Lestat de Lioncourt
Las noches eran eternos calvarios de
sed y llanto. Ya no quedaban lágrimas, sólo quejidos en aquel
tronco hueco. Las manos, igual que garras, intentaban arañar la
corteza mientras la esperanza seguía latiendo en su pecho. Había
sentido el sol en su piel y ni siquiera había amanecido. Sus ojos
hablaban de dolor. El mundo entero gemía retorciéndose pues los
hermanos disgregados morían por doquier. Todos los Hijos de la
Sangre perecían. No importaban los años que ya marcaban en su
calendario, en sus siglos, sino la fuerza con la cual habían sido
creados. Algunos se redujeron a cenizas, los más afortunados, otros
padecían terribles heridas que les torturaba.
Él se encontraba en el mundo de las
pesadillas. Las más terribles. Pesadillas rojas. Sangre bañando su
cuerpo, llenando su boca, enterrándolo en la demencia y en el sonido
de los tambores que a lo lejos llamaban a la calma. Los celtas
corrían entre los árboles, pues algunos comenzaban a combustionar
igual que los seres que se hallaban en su interior, mientras que el
poblado despertaba con el despuntar del alma. Muchos de sus “Dioses”
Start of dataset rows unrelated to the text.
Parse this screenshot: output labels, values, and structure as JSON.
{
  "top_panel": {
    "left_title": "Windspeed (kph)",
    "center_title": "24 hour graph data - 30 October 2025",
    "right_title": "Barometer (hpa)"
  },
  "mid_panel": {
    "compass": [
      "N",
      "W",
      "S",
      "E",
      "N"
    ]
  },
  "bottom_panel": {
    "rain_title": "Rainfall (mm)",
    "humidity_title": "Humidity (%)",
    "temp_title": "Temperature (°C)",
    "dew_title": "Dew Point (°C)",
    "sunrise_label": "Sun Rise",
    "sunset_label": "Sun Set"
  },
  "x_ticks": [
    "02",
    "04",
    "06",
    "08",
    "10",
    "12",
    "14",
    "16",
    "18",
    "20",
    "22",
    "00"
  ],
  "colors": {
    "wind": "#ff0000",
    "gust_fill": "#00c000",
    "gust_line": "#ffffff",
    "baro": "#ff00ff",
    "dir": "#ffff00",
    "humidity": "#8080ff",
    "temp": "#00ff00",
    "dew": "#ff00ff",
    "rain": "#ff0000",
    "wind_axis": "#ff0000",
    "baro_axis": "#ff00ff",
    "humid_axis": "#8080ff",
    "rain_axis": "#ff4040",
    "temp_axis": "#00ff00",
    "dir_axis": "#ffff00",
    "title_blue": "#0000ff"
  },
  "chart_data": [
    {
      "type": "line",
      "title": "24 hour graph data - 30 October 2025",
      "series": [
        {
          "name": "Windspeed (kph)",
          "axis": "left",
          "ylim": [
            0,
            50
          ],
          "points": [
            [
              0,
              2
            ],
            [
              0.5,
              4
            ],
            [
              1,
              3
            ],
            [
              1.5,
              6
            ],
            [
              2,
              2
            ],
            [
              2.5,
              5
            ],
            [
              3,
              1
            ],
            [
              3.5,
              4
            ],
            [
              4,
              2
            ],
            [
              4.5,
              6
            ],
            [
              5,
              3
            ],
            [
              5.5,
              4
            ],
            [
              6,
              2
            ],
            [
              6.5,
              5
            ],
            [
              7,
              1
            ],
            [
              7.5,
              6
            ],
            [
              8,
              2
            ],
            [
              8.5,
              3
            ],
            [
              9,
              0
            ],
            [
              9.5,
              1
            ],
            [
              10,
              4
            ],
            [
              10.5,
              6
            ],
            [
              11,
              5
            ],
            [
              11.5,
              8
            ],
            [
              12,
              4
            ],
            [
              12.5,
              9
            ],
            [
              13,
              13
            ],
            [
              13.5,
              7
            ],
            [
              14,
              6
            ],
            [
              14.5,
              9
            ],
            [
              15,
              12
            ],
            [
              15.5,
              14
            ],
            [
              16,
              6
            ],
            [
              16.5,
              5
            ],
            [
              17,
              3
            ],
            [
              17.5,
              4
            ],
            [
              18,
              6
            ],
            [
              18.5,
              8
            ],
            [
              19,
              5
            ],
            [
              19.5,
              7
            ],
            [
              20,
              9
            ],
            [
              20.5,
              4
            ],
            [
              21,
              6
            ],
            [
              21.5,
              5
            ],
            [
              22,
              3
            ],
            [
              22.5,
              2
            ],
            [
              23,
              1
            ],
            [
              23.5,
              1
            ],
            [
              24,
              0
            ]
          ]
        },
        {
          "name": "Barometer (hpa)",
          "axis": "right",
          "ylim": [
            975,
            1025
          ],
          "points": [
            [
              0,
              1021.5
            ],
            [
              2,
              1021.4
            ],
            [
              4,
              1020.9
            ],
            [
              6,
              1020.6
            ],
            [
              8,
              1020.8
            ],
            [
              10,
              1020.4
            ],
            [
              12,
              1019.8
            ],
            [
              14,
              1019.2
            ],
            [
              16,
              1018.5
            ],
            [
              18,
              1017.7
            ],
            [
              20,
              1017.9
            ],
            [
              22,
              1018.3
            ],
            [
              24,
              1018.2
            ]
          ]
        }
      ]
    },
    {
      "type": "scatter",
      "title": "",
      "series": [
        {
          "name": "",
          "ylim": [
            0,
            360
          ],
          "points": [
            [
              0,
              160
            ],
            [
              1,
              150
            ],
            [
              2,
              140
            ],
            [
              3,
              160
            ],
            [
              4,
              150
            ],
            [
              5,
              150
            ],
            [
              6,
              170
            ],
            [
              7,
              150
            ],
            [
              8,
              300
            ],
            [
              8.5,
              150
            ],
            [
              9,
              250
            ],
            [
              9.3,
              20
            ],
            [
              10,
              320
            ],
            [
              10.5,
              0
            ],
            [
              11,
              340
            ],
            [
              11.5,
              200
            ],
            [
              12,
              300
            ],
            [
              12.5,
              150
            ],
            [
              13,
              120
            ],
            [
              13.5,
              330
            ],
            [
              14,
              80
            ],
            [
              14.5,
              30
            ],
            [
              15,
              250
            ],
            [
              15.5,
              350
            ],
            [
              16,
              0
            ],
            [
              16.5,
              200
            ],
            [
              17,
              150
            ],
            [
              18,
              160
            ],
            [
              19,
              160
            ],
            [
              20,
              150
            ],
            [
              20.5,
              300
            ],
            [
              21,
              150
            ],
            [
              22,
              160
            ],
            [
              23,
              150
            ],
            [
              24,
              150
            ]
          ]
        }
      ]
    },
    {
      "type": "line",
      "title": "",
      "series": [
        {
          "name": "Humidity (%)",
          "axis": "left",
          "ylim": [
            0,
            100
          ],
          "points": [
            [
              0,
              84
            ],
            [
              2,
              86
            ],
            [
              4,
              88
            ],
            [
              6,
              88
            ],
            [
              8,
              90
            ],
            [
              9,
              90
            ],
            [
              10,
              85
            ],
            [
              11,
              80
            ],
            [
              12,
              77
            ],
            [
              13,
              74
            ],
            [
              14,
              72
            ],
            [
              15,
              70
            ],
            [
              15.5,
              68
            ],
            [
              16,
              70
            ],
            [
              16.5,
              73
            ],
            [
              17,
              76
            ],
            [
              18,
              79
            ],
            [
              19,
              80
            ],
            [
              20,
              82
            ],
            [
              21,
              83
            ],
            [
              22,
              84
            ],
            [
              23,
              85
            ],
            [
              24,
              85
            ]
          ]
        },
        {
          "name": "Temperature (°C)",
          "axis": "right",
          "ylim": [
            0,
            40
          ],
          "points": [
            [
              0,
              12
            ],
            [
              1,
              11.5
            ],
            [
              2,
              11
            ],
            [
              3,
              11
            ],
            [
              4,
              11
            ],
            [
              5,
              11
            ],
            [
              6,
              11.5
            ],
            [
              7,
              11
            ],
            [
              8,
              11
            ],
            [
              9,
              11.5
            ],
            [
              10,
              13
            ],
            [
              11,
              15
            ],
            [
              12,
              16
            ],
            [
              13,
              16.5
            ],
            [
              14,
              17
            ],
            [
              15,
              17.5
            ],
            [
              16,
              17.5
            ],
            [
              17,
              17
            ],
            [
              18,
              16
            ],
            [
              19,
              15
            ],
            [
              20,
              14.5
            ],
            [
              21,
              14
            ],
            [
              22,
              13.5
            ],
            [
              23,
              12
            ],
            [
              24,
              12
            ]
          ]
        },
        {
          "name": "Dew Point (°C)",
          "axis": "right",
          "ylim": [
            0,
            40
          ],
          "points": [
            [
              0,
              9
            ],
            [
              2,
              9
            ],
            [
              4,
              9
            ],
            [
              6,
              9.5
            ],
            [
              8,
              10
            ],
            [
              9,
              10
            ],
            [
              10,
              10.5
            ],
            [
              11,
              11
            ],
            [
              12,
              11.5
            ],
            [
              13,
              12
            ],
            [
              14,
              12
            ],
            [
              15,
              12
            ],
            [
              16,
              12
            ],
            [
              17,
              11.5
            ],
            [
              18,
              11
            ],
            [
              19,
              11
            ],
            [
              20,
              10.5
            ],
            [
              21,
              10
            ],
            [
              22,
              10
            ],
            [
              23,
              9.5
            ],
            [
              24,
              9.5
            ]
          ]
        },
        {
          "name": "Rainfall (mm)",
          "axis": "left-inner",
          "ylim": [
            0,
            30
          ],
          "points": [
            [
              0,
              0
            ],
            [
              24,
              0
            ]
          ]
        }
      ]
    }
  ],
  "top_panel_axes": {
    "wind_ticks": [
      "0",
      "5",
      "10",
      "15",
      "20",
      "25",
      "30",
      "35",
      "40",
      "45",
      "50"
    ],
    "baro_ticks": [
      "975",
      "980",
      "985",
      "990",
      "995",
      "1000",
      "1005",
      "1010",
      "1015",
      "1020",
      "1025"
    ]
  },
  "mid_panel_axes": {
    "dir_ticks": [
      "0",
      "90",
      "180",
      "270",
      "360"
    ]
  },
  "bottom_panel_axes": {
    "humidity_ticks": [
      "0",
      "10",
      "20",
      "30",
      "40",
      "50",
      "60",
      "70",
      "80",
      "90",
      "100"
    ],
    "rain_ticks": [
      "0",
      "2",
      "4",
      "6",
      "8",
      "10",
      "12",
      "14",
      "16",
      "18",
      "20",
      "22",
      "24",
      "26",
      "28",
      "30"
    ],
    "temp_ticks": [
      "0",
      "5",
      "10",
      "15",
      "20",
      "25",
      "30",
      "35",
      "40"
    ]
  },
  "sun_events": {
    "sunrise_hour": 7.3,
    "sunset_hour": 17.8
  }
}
eran humo y cenizas, otros caían en las terribles alas de sueños
insoportables.
Al otro lado del mundo, en las cálidas
arenas de Egipto, ellos eran expuestos frente al sol. Colocados como
dos simples estatuas, mostrando al mundo su tez marmórea. Igual que
dos colosos puestos allí para ser adorados. Tan sólo bronceaban su
piel, calentaban sus mejillas y masacraba a cientos de sus hijos. La
sangre hervía, quemaba, mataba...
El mundo clamaba. Se alzaban gritos de
lamento. Los aullidos de otros eran insoportables. Él despertaría
casi consumido, ennegrecido y temeroso como un insecto a punto de ser
pisado. Algo terrible había sucedido. No había nada que hacer, sólo
orar porque el final llegase pronto.